На этом его как-то поймала молодая хозяйка. С улыбкой, блеснувшей сквозь темные ресницы ее продолговатых глаз и не предвещавшей ничего доброго, она принялась за Мангольфа. Дождалась, пока Толлебен покинул гостиную, и обрушилась на своего врага.

– Благодарю вас, – сказала она. – Вы сейчас смотрели на милейшего Толлебена с такой же мечтательной грустью, с какой смотрите на меня.

Он пожал плечами, решив пожертвовать Толлебеном.

– А разве то, что я сказал, не верно? Этот господин всем в жизни будет обязан своей внешности.

Она поморщилась:

– Вас мудрено понять.

– Я происхожу из низов, и мне необходим талант, – продолжал он, делая вид, что не слышал ее замечания. – А что нужно Толлебену? Осанка.

– Которая, пожалуй, реже встречается, чем талант, – подхватила молодая графиня.

– Если бы он только не выпадал из стиля! – сказал Мангольф и взглянул на нее. – Он просто жалкий чинуша, измельчавший в провинциальных учреждениях, из которых он был извлечен его сиятельством.

– Как наш родственник, – подчеркнула графиня Ланна.

Он отпарировал:

– Лишнее доказательство моей прямоты. Ударит такой бешеный юнкер кулаком по столу и только поднимет пыль. Его сиятельство знает, сколь двойственно это явление, и умеет пользоваться им. Почему же вы упрекаете меня, что и я принимаю это в расчет?

– У вас, кажется, был друг? – прервала она. – В Мюнхене вы ведь были вдвоем?

– Вы говорите, графиня, о том молодом чудаке?

– О котором вы никогда не упоминаете.

– Я уже сказал, что происхожу из низов.
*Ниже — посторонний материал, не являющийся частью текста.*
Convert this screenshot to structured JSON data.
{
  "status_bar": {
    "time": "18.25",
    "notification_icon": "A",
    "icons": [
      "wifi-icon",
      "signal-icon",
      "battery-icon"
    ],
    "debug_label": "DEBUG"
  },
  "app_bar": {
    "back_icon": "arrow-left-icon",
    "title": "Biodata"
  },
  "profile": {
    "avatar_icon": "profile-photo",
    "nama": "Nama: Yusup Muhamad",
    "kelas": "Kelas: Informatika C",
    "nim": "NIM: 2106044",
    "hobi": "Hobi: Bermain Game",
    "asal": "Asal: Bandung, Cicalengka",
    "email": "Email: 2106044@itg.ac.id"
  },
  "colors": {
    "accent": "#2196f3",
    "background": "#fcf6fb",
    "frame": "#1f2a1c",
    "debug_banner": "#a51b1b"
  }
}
Я не горжусь старыми друзьями.

Боясь покраснеть под его взглядом, она внезапно расхохоталась; теперь краска в ее лице была понятна. Он неодобрительно насупил брови, но старался не смотреть на нее.

– Я его очень люблю, – начал он вдруг мягко, почти скорбно. – Когда-то он был моим двойником, моей совестью. Он прям духом, не так гибок, как я...

– Он не рассчитывает? – перебила она.